Creating simple relativity plots
Jared Fowler
simple_pretty_relativities.Rmd
The function pretty_relativities()
creates a plot to
show the fit of the desired predictor. A different plot will be
generated depending on the class of the variable.
Pre-processing
A critical step for this package to work is to set all categorical predictors as factors.
library(dplyr)
library(prettyglm)
data('titanic')
# Easy way to convert multiple columns to a factor.
columns_to_factor <- c('Pclass',
'Sex',
'Cabin',
'Embarked',
'Cabintype')
meanage <- base::mean(titanic$Age, na.rm=T)
titanic <- titanic %>%
dplyr::mutate_at(columns_to_factor, list(~factor(.))) %>%
dplyr::mutate(Age =base::ifelse(is.na(Age)==T,meanage,Age)) %>%
dplyr::mutate(Age_Cat = prettyglm::cut3(Age, levels.mean = TRUE, g =10))
# Build a basic glm
survival_model <- stats::glm(Survived ~ Pclass +
Sex +
Fare +
Age_Cat +
Embarked +
SibSp +
Parch,
data = titanic,
family = binomial(link = 'logit'))
Plot coefficients
A model relativity is a transform of the model estimate. By default
pretty_relativities()
uses ‘exp(estimate)-1’ which is
useful for GLM’s which use a log or logit link function.

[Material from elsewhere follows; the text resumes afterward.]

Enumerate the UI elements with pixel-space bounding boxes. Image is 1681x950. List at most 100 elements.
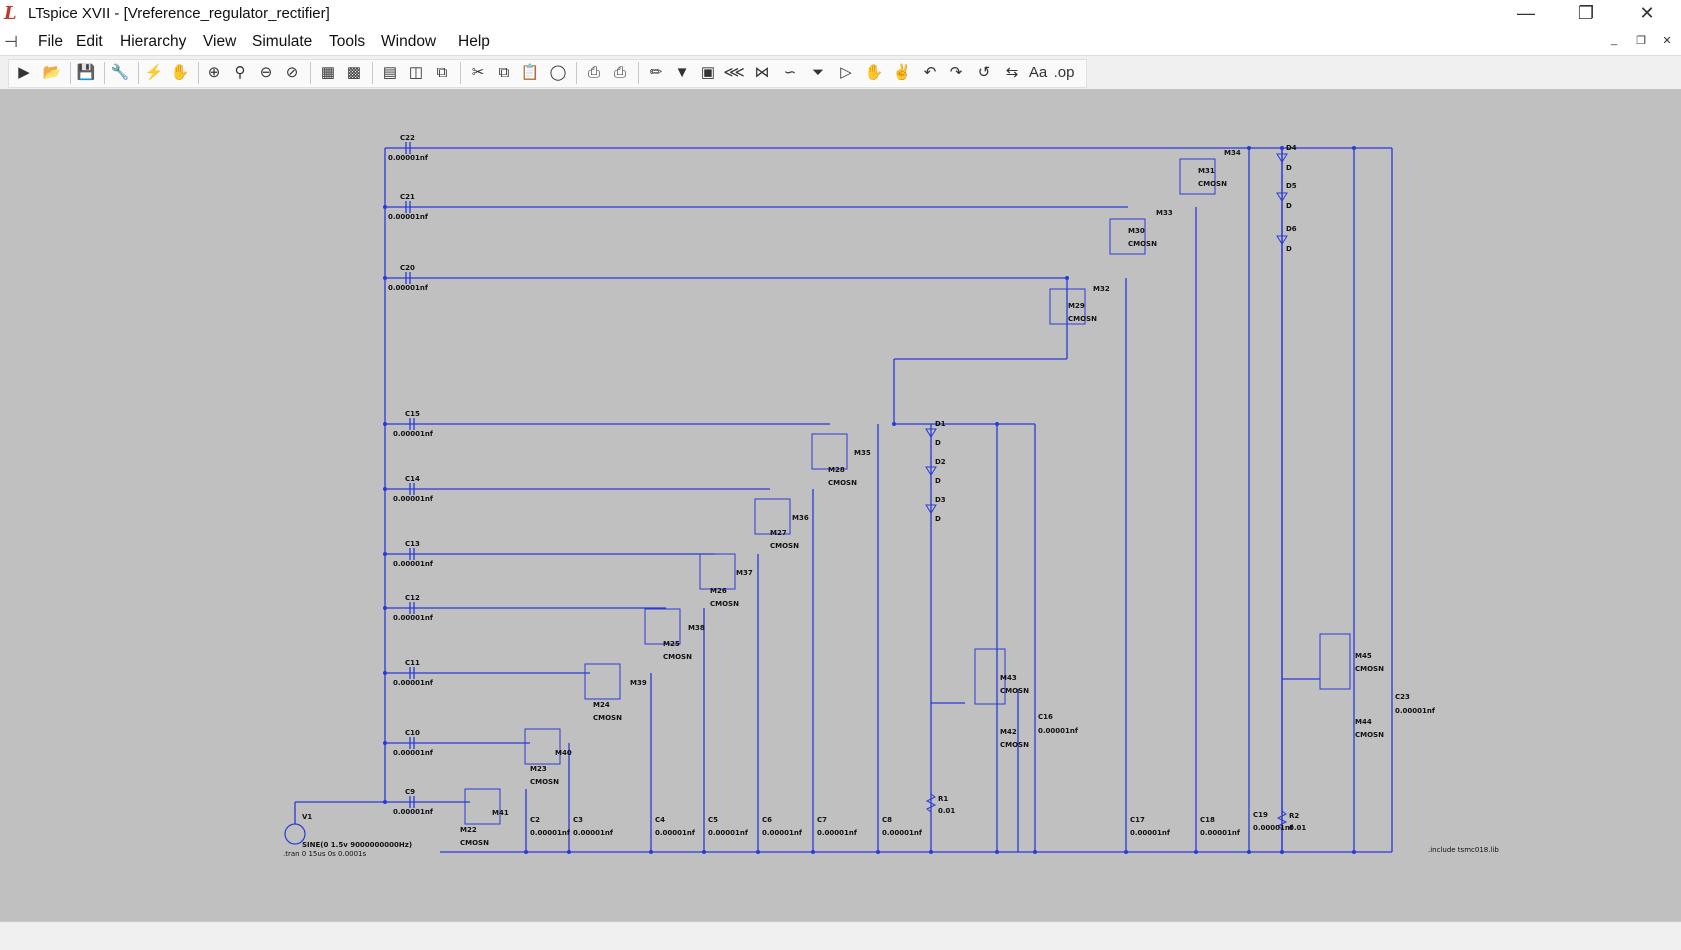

The term ‘relativity’ is some times referred to as “odds-ratio” or
“Likelihood”. You can customize the label with the
relativity_label
input.
For categorical variables pretty_relativities()
creates
an interactive duel axis plot, which plots the fitted relativity on one
y axis, and the number of records in that category on the other y
axis.
pretty_relativities(feature_to_plot= 'Embarked',
model_object = survival_model,
relativity_label = 'Liklihood of Survival'
)
If you want to plot a categorical variable on a numeric axis. You can
set plot_factor_as_numeric
equal to TRUE.
pretty_relativities(feature_to_plot= 'Age_Cat',
model_object = survival_model,
relativity_label = 'Liklihood of Survival',
plot_factor_as_numeric = T
)
For continuous variables pretty_relativities()
will plot
the relativity over the variables range, and the density of that
variable on a duel axis.
If desired you can cut off the tail end of the distributions with
upper_percentile_to_cut
or
lower_percentile_to_cut
.
pretty_relativities(feature_to_plot= 'Fare',
model_object = survival_model,
relativity_label = 'Liklihood of Survival',
upper_percentile_to_cut = 0.1)